A substância pode ser usada para tratar sintomas de 34 doenças, sendo mais indicada para epilepsia; autismo; doença de Parkinson; dor crônica; paralisia cerebral; esclerose múltipla; depressão e transtorno de ansiedade. Desde 18 de novembro de 2014, sua importação para uso medicinal (canabidiol) é autorizada no país pela Agência Nacional de Vigilância Sanitária (Anvisa). A procura é tamanha que o número de concessões aumentou 100% no último ano. Em 2018, 2.179 pacientes conseguiram a autorização da Anvisa – até o último dia 10. Até o fim de 2017, eram 2.055 beneficiados. Hoje, em todo o Brasil, diz a Anvisa, 4.236 pacientes têm a autorização. Em fevereiro de 2018, a Anvisa também aprovou o uso do Mevatyl, primeiro medicamento à base de Cannabis a obter registro no país e a ser vendido em farmácias.

Se o plantio da maconha para uso medicinal fosse regulamentado no Brasil, no entanto, o tratamento – que tem um elevado custo de importado – se tornaria mais acessível para as mais de 20 mil famílias brasileiras que poderiam ser beneficiadas. Para a senadora Marta Suplicy (MDB-SP), autora de um projeto de lei que descriminaliza a importação e o plantio da Cannabis sativa para fins medicinais no país, a urgência na regulamentação é de caráter humanitário. “É uma questão de compaixão e de humanidade com o próximo que deve ser resolvida por todos nós”, defende. “As famílias que vêm até mim contam que não têm condições de arcar com o valor dos tratamentos convencionais – que chegam a R$ 5.000 por mês”, relata Marta. “Elas vendem pertences como carro e imóveis para garantir o mínimo de qualidade aos filhos”. “Por mais trabalhosa que seja a produção, (o plantio da Cannabis) é realidade mais próxima de quem precisa (da maconha medicinal)”, diz Leandro, pai de Benício. Ele conta que o preço da importação do canabidiol sofre variação do dólar – chegando a R$ 2.800 por mês –, o que inviabiliza o tratamento para a maioria.

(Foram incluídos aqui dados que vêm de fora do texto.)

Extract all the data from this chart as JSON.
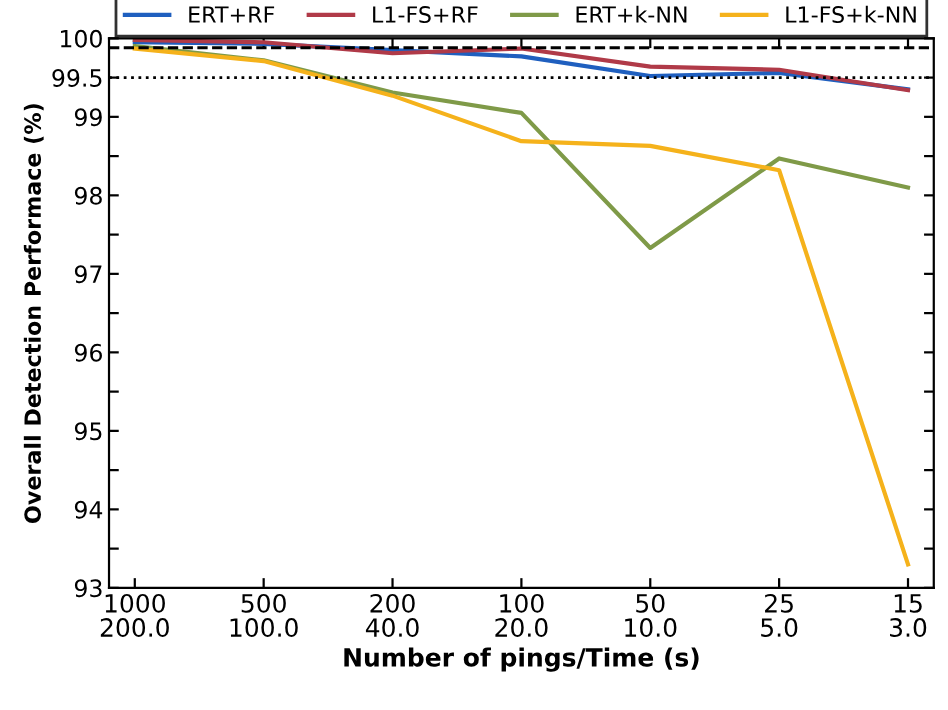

O processo para conseguir o produto não é simples: é necessário ter uma receita médica especial e passar por diversas etapas pela Anvisa. Com a liberação, é possível comprar os produtos em sites internacionais e solicitar a permissão de entrada para a Receita Federal.

Descriminalização para uso terapêutico em andamento

O Projeto de Lei do Senado (PLS) 514/2017, de autoria de Marta Suplicy, tem como maior objetivo descriminalizar a importação de plantas e sementes, o plantio, a cultura e a colheita da Cannabis exclusivamente para fins medicinais ou científicos, em local e prazo predeterminados. A proposta sugere a manipulação apenas de quantidade suficiente para o tratamento prescrito por médico. “Quem vai fiscalizar é o Estado, como fiscaliza qualquer plantação ilícita. Para a plantação de Cannabis medicinal, se a pessoa não tiver prescrição médica, ela está praticando um ilícito e será punida”, afirma a senadora.

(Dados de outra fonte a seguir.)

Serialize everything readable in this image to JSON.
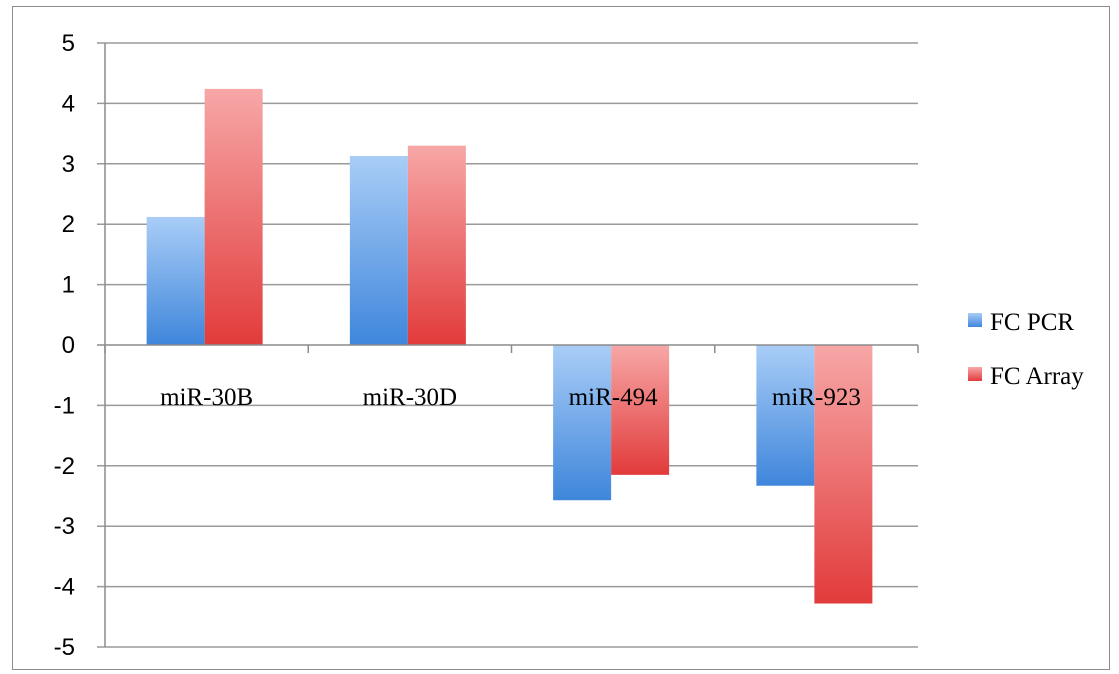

A matéria foi aprovada no mês passado pela Comissão de Assuntos Sociais (CAS) e aguarda parecer da Comissão de Constituição, Justiça e Cidadania (CCJ). Se aprovado, o PLS precisa ser analisado pelo plenário do Senado antes de ir para a Câmara. No entanto, segundo Marta Suplicy, ainda não há previsão de quando isso deve acontecer.

Efeitos terapêuticos

Dores
Atuação analgésica em quadros de dor crônica existentes em pós operatórios, neuropatia periférica e traumas da medula.

Quimioterapia
Age de forma antiemética, promovendo alívio dos sintomas relacionados a enjoo, náuseas e vômitos.

Desnutrição
A Cannabis estimula o apetite e pode ajudar a combater a desnutrição em pacientes com Aids ou câncer.

Espasmo
A maconha alivia a espasticidade e a dor nas pessoas que sofrem de esclerose múltipla, diminuindo os espasmos.

Movimentação desordenada
Inibe movimentos em doses altas e combate desordens motoras na doença de Parkinson.

Epilepsia
Atua nos neurônios, impedindo que células nervosas entrem em colapso e deem início a uma crise típica dessa enfermidade.

Glaucoma
A maconha reduz a pressão na órbita do globo ocular, o que pode evitar a perda da visão, principal sequela da doença.